Creating is an incredible journey that can open the door to a new universe" This is a rare, intimate exploration of a single oil painting and the first major film to reveal the motive and techniques behind each stroke of paint as the artist creates.

Take a gander at Peter Howson’s exquisite painting “Prophecy,” for this might be the only time you will see it. The grand canvas of the big screen provides a wonderfully unique view of the making of a masterpiece as director Charlie Paul observes the Scottish artist in his element. The doc chronicles the creation of Howson’s “Prophecy” from conception through completion. It offers an immersive glimpse into the painstaking commitment to the artistic process and an intimate insight into the man behind a great work of art.

Paul’s doc notes that most of Howson’s paintings find their ways into private collections and—spoiler alert—“Prophecy” is no exception. Thanks to the power of the camera, though, Howson lets the public witness his artistic process as he creates the painting over the course of several months and guides the doc through every idea and every brush stroke that transforms the work along the way. Prophecy documents the making of a grandly ambitious canvas and it’s much in the vein of the recent arts Hieronymus Bosch doc Bosch: Garden of Dreams as it uses the benefit of a feature-length running time to unpack a dense and richly detailed work of art.

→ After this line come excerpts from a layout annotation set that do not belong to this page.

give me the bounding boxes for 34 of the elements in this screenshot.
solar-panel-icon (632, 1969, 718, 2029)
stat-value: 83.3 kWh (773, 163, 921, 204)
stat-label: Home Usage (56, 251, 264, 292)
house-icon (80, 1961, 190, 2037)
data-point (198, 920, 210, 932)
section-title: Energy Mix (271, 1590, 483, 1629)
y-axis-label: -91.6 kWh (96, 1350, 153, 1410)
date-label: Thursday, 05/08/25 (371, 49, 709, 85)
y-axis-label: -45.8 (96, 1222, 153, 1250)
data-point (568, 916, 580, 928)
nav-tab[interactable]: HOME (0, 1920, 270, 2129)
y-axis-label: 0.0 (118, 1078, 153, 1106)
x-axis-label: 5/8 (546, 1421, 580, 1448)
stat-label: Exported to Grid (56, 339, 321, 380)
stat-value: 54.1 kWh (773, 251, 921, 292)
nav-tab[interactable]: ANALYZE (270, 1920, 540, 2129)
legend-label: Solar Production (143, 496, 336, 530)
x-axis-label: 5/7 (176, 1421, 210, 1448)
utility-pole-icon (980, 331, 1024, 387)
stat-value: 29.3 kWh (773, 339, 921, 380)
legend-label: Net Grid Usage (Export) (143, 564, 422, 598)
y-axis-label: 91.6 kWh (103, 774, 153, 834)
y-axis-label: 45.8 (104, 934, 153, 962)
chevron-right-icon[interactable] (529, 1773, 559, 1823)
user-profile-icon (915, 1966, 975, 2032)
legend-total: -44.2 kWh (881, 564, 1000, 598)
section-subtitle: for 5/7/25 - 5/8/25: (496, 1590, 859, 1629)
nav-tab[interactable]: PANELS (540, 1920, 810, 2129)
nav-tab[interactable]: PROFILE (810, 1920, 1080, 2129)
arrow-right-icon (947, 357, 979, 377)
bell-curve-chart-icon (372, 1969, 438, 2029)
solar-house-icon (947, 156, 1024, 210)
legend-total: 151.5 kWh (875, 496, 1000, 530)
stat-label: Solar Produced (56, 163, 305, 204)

Both Prophecy and Bosch focus on artworks that are layered with exquisite detail. Howson’s painting is a vision of the future. It’s an orgy of ominous despair and violence with a canvas populated with awestruck figures and a television that fizzles with the American flag on its airwaves. Both paintings aspire to something divine. Howson explains to Paul how his connection to God fuels his work, noting that his relationship with God is the most important one in his life. He draws upon his influences, some of which are more obvious than others are as they range from da Vinci to Tin Tin, as he explains the elaborately prophetic scene of action that begins as nothing other than a gingery orange square painted in swathes of colour as fiery as TinTins’ hair.